Does $\sigma(T) = \{1\}$ and $\|T\| = 1$ imply that $T$ is the identity?
Solution 1:
The answer is no, it does not have to be the identity even in Hilbert space. One counterexample can be constructed as follows.
Let $H^2$ be the Hardy space in the unit disc and $S$ be the unilateral shift, i.e. $Sf=zf$, $f\in H^2$. Then the classical functional model for a completely nonunitary contraction (aka class $C_0$) is $T=P_KS|K$ where $K=H^2\ominus\Theta H^2$, $\Theta$ is an inner function and $P_K$ is the orthogonal projection on $K$. It is the known fact that $\sigma(T)$ is the spectrum of $\Theta$ (zeros and limiting zeros). If we take the singular inner function $$ \Theta_s(z)=\exp\left(\frac{z+1}{z-1}\right) $$ then the only point of spectrum becomes $z=1$. The norm inequality for the contraction $\|T\|\le 1$ becomes equality as the spectral radius is $1$. It is also known in the literature as a unicellular operator or a Jordan block.
More about the functional model can be found in
- [1] Sz.-Nagy, Foias, "Harmonic Analysis of Operators in Hilbert Space" (Ch.III),
- [2] Nikol'skii, "Treatise on the Shift Operator",
- [3] Bercovici, "Operator Theory and Arithmetic in $H^\infty$".

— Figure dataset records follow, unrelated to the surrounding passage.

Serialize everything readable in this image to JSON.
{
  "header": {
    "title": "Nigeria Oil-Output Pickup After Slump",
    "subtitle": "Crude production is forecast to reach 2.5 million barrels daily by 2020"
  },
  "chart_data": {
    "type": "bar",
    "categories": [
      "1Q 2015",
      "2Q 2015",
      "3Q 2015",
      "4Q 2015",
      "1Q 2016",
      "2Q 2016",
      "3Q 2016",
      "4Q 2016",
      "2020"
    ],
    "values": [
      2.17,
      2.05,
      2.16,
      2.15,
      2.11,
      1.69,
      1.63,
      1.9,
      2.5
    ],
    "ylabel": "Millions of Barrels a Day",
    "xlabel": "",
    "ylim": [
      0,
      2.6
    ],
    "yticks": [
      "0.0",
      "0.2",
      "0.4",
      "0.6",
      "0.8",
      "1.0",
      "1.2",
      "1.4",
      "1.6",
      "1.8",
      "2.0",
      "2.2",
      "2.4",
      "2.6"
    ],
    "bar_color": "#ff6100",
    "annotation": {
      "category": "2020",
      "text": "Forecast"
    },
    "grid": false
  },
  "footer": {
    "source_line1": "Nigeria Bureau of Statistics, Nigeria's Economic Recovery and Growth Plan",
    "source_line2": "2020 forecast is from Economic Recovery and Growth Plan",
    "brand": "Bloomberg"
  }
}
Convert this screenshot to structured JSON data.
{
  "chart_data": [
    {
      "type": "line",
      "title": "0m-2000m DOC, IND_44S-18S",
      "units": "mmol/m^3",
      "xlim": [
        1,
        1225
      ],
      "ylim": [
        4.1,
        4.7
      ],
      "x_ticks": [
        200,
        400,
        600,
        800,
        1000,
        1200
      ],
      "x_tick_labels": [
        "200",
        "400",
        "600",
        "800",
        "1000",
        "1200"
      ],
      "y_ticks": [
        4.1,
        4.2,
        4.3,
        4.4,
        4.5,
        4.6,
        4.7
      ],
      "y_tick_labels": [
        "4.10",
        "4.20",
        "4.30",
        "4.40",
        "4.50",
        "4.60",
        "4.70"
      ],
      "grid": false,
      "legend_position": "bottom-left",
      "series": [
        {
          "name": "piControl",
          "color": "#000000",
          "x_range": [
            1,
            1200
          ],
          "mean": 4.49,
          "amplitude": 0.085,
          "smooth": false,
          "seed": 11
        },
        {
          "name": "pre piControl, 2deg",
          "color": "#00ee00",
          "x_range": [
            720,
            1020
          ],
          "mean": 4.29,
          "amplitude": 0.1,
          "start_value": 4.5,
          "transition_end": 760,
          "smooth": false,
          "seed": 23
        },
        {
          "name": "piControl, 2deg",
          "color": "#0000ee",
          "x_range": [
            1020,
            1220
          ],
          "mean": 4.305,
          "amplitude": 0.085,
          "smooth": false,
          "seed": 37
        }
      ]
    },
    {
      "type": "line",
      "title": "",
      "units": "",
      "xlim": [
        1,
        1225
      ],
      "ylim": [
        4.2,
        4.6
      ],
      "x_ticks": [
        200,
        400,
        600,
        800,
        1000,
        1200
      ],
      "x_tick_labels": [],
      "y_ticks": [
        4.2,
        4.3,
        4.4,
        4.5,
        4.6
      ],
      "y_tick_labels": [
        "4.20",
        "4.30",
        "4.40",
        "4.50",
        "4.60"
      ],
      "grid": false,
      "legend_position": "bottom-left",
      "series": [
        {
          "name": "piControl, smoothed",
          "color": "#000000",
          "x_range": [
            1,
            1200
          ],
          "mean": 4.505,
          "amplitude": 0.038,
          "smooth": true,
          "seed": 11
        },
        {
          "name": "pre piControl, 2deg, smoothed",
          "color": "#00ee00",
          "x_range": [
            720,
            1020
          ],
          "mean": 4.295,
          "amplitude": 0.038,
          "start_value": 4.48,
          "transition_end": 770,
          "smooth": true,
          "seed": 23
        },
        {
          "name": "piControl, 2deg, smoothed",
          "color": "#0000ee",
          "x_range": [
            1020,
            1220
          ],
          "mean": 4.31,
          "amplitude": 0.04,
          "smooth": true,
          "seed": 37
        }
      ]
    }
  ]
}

In particular, in [3,Ch.IV.3] one can find another example. Let $$ Vf(x)=\int_0^x f(t)\,dt,\quad f\in L^2[0,1], $$ (it is a Volterra operator, i.e. $\sigma(V)=\{0\}$) and $T=(I-V)(I+V)^{-1}$. Then $T$ is unitary equivalent to $P_K\Theta_s|K$ above. Alternatively, this $T$ is the cogenerator of a strongly continuous semigroup of contractions ${\cal T}(t)$ that vanishes after $t=1$ (see [3]).